O programa acontece em Vassouras (RJ) entre 5 e 13 de outubro, na Casa Barão de Massambará, no Centro. São cinco dias de aulas práticas focadas em transformar retalhos e roupas paradas no armário em produtos vendíveis — do upcycling à gestão de pequeno negócio.
O que está em jogo além da costura
Esta é a 7ª edição do projeto “Sustentabilidade na Moda: Moda viva e circular”. A proposta une três frentes: reaproveitamento de resíduos têxteis, capacitação profissional e autonomia financeira. Não é apenas aprender a costurar; é entender como transformar sobra de tecido em faturamento.
As seis alunas com melhor desempenho ganham uma formação complementar em gestão têxtil — diferencial que separa quem faz por hobby de quem estrutura uma microempresa. Ao final, uma feira expositiva abre espaço para venda direta das peças produzidas.
Perfil das candidatas e critérios de seleção
- Mulheres a partir de 16 anos
- Que não tenham participado de edições anteriores
- Desempregadas ou sem vínculo formal
- Com comprovação de participação em programas sociais (prioridade)
A organização não divulgou nota de corte nem processo seletivo além do preenchimento do formulário online.
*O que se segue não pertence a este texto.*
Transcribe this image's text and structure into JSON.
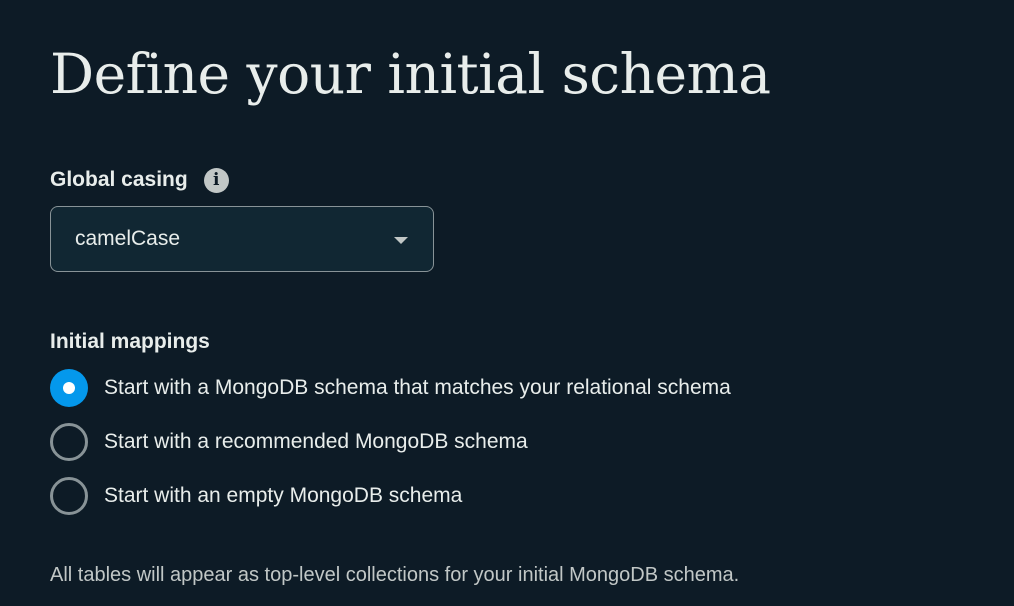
{
  "title": "Define your initial schema",
  "global_casing": {
    "label": "Global casing",
    "info_icon": "info-icon",
    "selected_value": "camelCase"
  },
  "initial_mappings": {
    "label": "Initial mappings",
    "options": [
      {
        "label": "Start with a MongoDB schema that matches your relational schema",
        "selected": true
      },
      {
        "label": "Start with a recommended MongoDB schema",
        "selected": false
      },
      {
        "label": "Start with an empty MongoDB schema",
        "selected": false
      }
    ]
  },
  "helper_text": "All tables will appear as top-level collections for your initial MongoDB schema.",
  "colors": {
    "background": "#0d1b26",
    "text": "#e8edeb",
    "muted_text": "#c1c7c6",
    "border": "#889397",
    "accent": "#0498ec"
  }
}
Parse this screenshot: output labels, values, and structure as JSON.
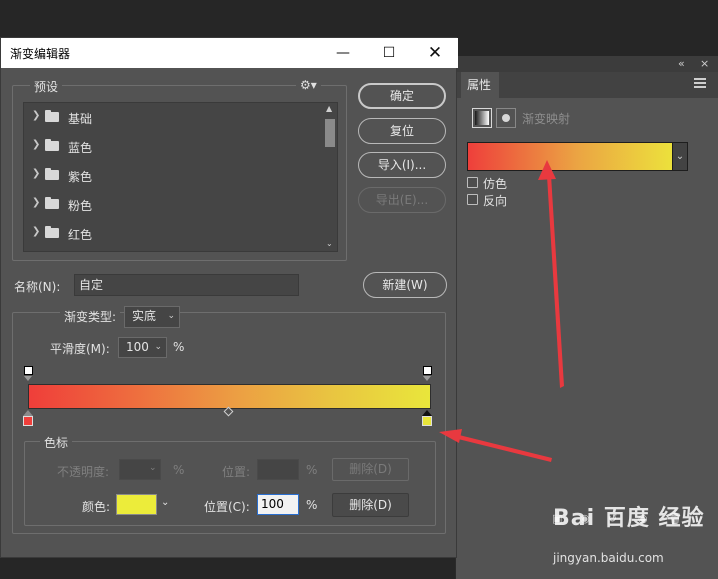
{
  "dialog": {
    "title": "渐变编辑器",
    "presets_label": "预设",
    "preset_items": [
      "基础",
      "蓝色",
      "紫色",
      "粉色",
      "红色"
    ],
    "buttons": {
      "ok": "确定",
      "reset": "复位",
      "import": "导入(I)...",
      "export": "导出(E)...",
      "new": "新建(W)"
    },
    "name_label": "名称(N):",
    "name_value": "自定",
    "gradient_type_label": "渐变类型:",
    "gradient_type_value": "实底",
    "smoothness_label": "平滑度(M):",
    "smoothness_value": "100",
    "percent": "%",
    "stops_group": {
      "label": "色标",
      "opacity_label": "不透明度:",
      "opacity_percent": "%",
      "opacity_location_label": "位置:",
      "opacity_location_percent": "%",
      "opacity_delete": "删除(D)",
      "color_label": "颜色:",
      "color_value": "#ecec3a",
      "color_location_label": "位置(C):",
      "color_location_value": "100",
      "color_location_percent": "%",
      "color_delete": "删除(D)"
    },
    "gradient_colors": [
      "#ef3e3a",
      "#e9e63b"
    ]
  },
  "properties_panel": {
    "tab": "属性",
    "adjustment_title": "渐变映射",
    "dither_label": "仿色",
    "reverse_label": "反向"
  },
  "watermark": {
    "logo": "Bai 百度 经验",
    "url": "jingyan.baidu.com"
  },
  "colors": {
    "annotation_arrow": "#e8393f",
    "panel_bg": "#535353"
  }
}
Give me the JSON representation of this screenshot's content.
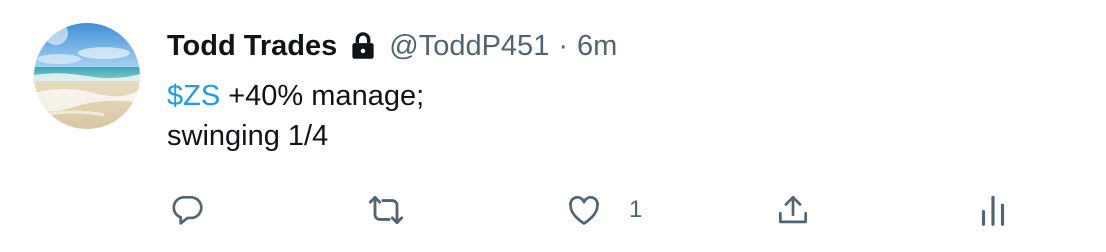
{
  "tweet": {
    "display_name": "Todd Trades",
    "protected_icon": "lock-icon",
    "handle": "@ToddP451",
    "separator": "·",
    "time": "6m",
    "avatar": "beach-ocean-photo",
    "text": {
      "cashtag": "$ZS",
      "line1_rest": " +40% manage;",
      "line2": "swinging 1/4"
    },
    "actions": {
      "reply": {
        "icon": "reply-icon",
        "count": ""
      },
      "retweet": {
        "icon": "retweet-icon",
        "count": ""
      },
      "like": {
        "icon": "heart-icon",
        "count": "1"
      },
      "share": {
        "icon": "share-icon",
        "count": ""
      },
      "analytics": {
        "icon": "analytics-icon",
        "count": ""
      }
    }
  },
  "colors": {
    "text_primary": "#0f1419",
    "text_secondary": "#536471",
    "link": "#1d9bf0",
    "background": "#ffffff"
  }
}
A lógica é inclusão: quem mais precisa da oportunidade, entra.
Cronograma enxuto, entrega densa
De 5 a 13 de outubro. Cinco dias de imersão. Manhãs e tardes ocupadas com:
- Técnicas de reaproveitamento de materiais descartados
- Modelagem e acabamento para venda
- Palestras sobre precificação, canais de venda e formalização
- Produção de peças para a feira final
Quem completa o curso sai com máquina, kit e portfólio pronto. O investimento é zero; o retorno depende da execução.
Por que isso interessa a quem observa o mercado local
O setor de moda circular no Brasil movimenta bilhões e ainda carece de mão de obra qualificada na base. Projetos como este formam microempreendedoras que suprem demanda por reparos, customização e pequenos lotes — nichos que grandes confecções não atendem.
Além do impacto social direto, há efeito multiplicador: cada aluna capacitada pode gerar renda para a família e, em médio prazo, contratar outras mulheres da comunidade.
O que observar daqui para frente
As inscrições fecham dia 23. Quem entrar, tem 12 dias até o início das aulas para organizar rotina e logística. A feira final, aberta ao público, será o termômetro real: peças com acabamento profissional e preço competitivo indicam que o modelo funciona. Acompanhe a divulgação dos destaques — eles tendem a virar referências locais em upcycling e gestão de microprodução têxtil.